Aladağların zirveleri, Demirkazik (3756), Kaldı (3734), Emler (3723),Alaca(3588) ve diğerleri. Demirkazık zirvesine, 2005 yılında güney rotasından çıkış yapmıştım. O muhteşem büyüklüğüyle beni oldukça etkilemişti. Sonra,Aladağların en güneyinde yükselen dev piramit Alaca. Üç kez denediğimiz ve birçok sebepten dolayı zirve yapamadığımız Alaca. 1, 2, 3 ve sonrası nihayet 7 Ekim 2007 de zirve. Ohh be Alaca artık bende takıntı olmaya başlamıştı :)

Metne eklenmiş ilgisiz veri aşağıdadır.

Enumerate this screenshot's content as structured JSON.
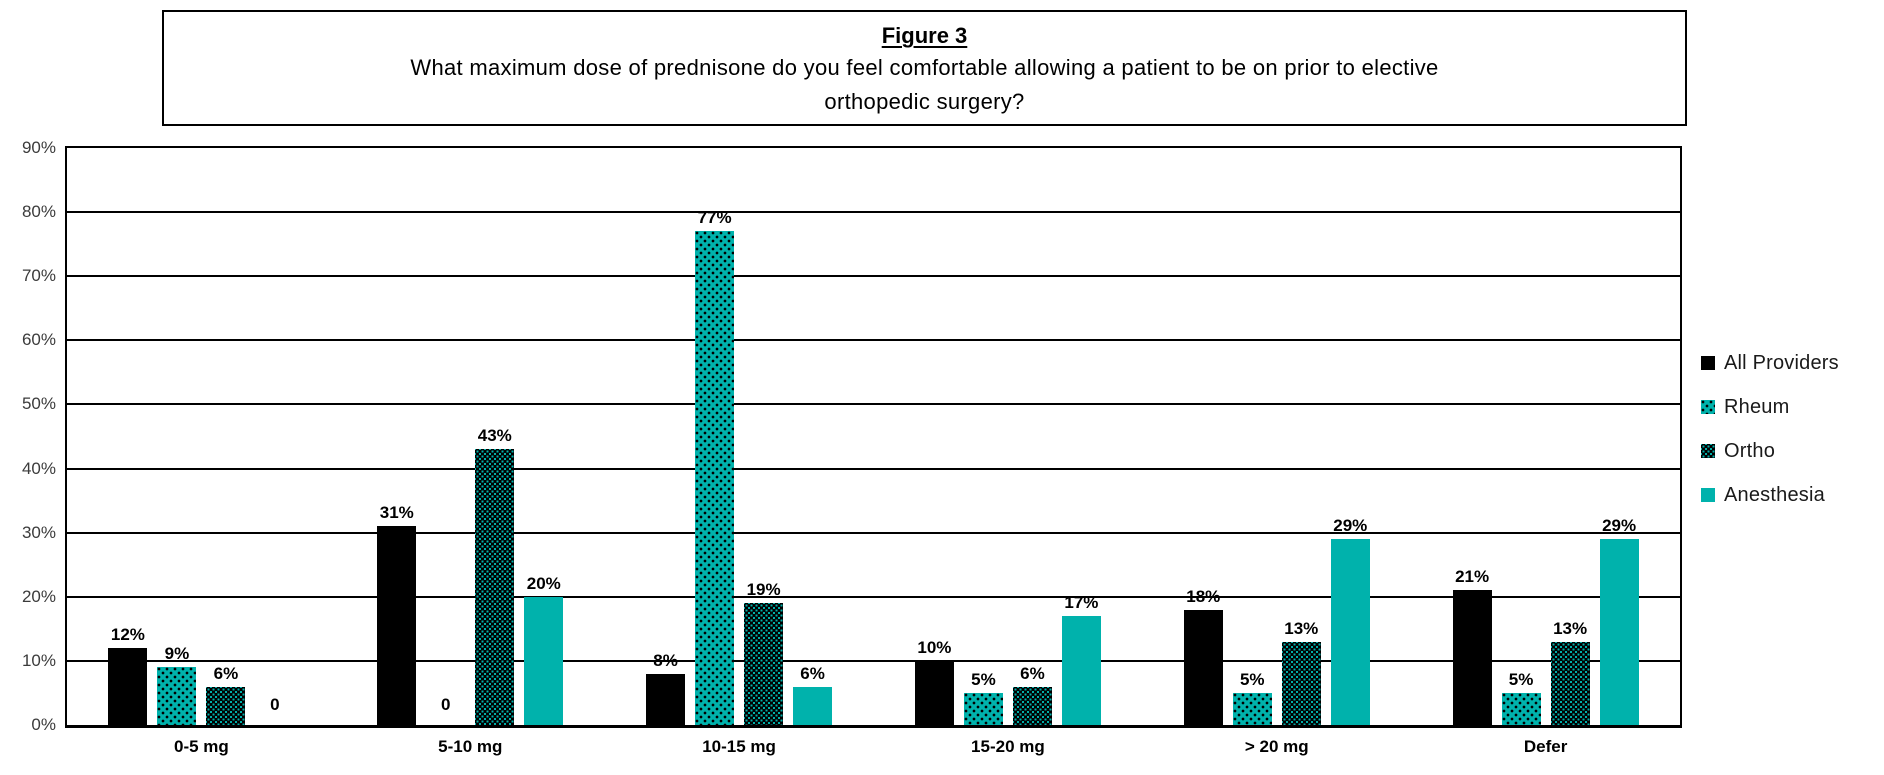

Alaca faaliyetinde, "Sırada Kaldı var, bayramdan sonra Kaldı'ye çıkalım?" dediğimde,arkadaşlar artık çok geç demişti. Bu sözlerim Erkan AKIŞ ağabeyimizi etkilemiş olacak ki, ertesi gün beni aradı " Rıza,ben düşündüm de bayramdan sonra Kaldı faaliyeti yapalım", "Tammam abeycim yapalım oleey"çok sevinmiştim. Iki haftayı iple çekiyorum. Ama,rotayı bilen birini bulmak gerekecek.

Ereğli'den Ali Ihsan SULAK ile msn de görüşüyoruz, bayramdan sonra Alaca'ya çıkmak istediklerini soyledi. Bende biz Kaldı'ye çıkacağız dedim.Biliyorum ki Ali Ihsan Hocayı can evinden vurdum, onların Alaca işleri yatar,eminim ki Kaldı'ye gelecek:). Aradı "Bayramdan sonra bende geliyorum." Ekip tamamdır. Erkan AKIŞ, Ali İhsan SULAK, Muzaffer OZAR ve ben, dört kişiyiz.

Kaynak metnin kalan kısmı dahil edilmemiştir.